In her book, she references affairs and addresses the rumor that she is in a lesbian relationship with Judy Ogle, her best friend since grade school and who travels everywhere with her. “Forty years of friendship, Judy and I… one thing we’ve had to overcome is the persistent rumor that Judy and I are lesbian lovers. It is understandable. Most people can’t understand how two women can be so close and devoted to each other.” They sleep in the same bed and Parton doesn’t care who knows.

Here, then, is a woman whose talent and wealth have given her the opportunity to live an independent life, crossing boundaries wherever she goes.

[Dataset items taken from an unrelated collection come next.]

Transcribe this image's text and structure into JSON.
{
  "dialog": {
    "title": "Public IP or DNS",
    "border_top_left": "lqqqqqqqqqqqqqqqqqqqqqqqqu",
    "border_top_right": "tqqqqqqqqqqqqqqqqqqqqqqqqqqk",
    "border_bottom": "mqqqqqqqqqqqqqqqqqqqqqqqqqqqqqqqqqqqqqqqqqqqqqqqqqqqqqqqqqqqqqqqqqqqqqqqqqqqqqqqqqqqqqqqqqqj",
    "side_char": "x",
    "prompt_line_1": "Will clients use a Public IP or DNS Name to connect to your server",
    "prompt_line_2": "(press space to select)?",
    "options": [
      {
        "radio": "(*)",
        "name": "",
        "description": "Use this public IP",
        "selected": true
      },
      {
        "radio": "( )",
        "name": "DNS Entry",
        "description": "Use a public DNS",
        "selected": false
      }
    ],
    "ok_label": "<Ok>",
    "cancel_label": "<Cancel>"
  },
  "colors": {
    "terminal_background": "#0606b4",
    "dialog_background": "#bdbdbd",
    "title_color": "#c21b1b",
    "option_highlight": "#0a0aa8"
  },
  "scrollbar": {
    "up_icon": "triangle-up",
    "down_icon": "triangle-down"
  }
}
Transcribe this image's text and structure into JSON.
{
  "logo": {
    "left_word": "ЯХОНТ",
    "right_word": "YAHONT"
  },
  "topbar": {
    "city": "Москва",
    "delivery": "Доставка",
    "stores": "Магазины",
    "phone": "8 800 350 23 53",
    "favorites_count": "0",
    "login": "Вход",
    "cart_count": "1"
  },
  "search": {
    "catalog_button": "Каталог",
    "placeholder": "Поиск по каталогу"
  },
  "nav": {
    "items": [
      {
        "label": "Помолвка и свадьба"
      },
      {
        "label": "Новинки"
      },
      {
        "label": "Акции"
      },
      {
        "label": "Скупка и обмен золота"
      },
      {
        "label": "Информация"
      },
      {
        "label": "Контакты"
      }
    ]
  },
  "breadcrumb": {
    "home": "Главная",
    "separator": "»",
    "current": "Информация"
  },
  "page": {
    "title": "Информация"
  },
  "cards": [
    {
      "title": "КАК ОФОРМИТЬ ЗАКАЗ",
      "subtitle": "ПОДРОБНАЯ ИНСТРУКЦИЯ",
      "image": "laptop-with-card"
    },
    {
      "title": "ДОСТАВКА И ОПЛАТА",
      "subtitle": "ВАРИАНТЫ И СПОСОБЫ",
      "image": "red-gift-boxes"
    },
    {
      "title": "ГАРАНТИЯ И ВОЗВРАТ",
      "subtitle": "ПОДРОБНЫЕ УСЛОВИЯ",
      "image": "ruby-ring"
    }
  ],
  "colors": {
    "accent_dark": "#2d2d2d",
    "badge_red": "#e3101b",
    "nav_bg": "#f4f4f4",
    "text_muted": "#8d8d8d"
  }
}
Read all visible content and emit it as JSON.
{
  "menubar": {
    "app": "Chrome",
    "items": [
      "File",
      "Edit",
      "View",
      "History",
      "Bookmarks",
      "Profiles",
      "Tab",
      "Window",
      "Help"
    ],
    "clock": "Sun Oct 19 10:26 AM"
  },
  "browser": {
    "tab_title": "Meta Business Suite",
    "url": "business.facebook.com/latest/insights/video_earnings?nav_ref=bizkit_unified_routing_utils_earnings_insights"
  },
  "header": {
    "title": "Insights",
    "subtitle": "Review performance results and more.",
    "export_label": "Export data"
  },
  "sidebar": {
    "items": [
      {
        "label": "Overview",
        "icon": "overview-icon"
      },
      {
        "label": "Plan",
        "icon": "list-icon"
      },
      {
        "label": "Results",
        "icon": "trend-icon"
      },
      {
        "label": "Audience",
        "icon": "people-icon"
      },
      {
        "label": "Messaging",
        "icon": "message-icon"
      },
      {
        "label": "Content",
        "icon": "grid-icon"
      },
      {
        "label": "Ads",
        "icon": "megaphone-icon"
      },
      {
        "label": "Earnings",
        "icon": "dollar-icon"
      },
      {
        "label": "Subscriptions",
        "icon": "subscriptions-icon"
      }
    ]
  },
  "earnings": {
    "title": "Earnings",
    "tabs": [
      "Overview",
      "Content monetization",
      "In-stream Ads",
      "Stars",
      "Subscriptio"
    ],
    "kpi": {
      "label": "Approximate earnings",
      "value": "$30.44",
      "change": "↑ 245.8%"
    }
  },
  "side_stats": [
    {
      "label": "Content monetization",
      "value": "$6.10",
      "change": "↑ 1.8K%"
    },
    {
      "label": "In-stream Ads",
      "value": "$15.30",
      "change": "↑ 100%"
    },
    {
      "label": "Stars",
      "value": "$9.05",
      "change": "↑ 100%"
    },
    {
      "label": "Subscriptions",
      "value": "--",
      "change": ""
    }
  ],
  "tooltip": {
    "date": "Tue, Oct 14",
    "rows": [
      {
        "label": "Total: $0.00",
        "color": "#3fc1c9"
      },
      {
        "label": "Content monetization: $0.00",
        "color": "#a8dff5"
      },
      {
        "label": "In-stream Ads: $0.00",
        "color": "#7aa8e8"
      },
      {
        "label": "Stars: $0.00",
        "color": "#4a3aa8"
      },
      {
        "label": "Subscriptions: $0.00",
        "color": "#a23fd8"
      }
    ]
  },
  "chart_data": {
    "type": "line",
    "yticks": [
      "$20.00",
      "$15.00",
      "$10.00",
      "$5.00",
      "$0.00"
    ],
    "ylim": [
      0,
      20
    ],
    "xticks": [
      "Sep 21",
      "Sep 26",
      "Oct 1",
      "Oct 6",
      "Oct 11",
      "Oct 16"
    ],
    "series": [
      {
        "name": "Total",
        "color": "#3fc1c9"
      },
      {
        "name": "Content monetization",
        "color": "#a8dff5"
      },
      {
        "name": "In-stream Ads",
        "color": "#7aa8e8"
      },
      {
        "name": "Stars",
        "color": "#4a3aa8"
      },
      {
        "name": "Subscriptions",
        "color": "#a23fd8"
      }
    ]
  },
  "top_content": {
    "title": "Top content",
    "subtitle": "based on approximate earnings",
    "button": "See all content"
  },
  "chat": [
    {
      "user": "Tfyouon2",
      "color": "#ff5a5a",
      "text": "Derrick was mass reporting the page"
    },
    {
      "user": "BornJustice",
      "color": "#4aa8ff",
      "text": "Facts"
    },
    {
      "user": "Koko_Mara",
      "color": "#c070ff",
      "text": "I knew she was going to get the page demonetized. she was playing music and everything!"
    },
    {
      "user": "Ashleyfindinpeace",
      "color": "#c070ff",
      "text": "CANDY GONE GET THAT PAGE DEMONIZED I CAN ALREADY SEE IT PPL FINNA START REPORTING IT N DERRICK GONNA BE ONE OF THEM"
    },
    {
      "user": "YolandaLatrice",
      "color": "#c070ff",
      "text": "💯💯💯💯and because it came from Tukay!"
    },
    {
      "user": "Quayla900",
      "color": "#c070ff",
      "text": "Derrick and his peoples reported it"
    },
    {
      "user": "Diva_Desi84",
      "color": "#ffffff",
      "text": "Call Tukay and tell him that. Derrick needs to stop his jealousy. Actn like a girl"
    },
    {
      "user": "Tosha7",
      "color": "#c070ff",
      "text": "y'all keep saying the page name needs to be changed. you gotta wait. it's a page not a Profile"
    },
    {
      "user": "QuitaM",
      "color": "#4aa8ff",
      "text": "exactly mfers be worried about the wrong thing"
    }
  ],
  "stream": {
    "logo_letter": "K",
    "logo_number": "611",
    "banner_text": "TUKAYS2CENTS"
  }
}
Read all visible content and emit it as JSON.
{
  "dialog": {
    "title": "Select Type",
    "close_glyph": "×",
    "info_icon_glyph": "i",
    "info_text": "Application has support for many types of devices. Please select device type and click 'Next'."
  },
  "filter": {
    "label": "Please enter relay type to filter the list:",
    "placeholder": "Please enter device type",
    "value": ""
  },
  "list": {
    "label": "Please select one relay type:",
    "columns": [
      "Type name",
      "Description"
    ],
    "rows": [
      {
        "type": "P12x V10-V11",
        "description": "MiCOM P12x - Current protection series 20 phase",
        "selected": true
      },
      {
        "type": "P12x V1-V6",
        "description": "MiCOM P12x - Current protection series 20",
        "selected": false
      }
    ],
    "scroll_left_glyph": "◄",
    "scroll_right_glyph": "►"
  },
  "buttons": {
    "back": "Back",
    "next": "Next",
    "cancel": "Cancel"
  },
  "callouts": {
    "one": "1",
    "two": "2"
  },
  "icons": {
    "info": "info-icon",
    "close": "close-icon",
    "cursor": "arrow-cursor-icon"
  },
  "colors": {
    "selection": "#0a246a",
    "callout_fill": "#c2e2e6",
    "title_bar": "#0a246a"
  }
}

To her, the word feminist connotes man-hating, so she shuns it. Her younger sister reprimanded her for not speaking up when the MeToo movement emerged. Stella Parton, 69, said: “I’m ashamed of my sister for keeping her mouth shut. She can take charge when it comes to something else, but speak of injustice, Dolly Parton. Speak your mind. And speak out. Defend women, and don’t just do it in a little song. Speak out.”

Instead, Parton jokes about being a woman who only leaves the house without hair and makeup at gunpoint. She has even said that she sleeps in her makeup in case an earthquake happens. She has walked this tightrope her entire life, confronting implicit male behavior without alienating her fan base. She never falls.

There really is no one like Dolly, no matter how she describes herself. Whether she calls herself a feminist or not, Dolly understands the lives of working-class women better than anyone. Her ability to bring people together is the work of an instinctively perfect political operator. Why doesn’t she run the world? In a way, she is. As she says, “I’m just all about girls.” Long may she reign.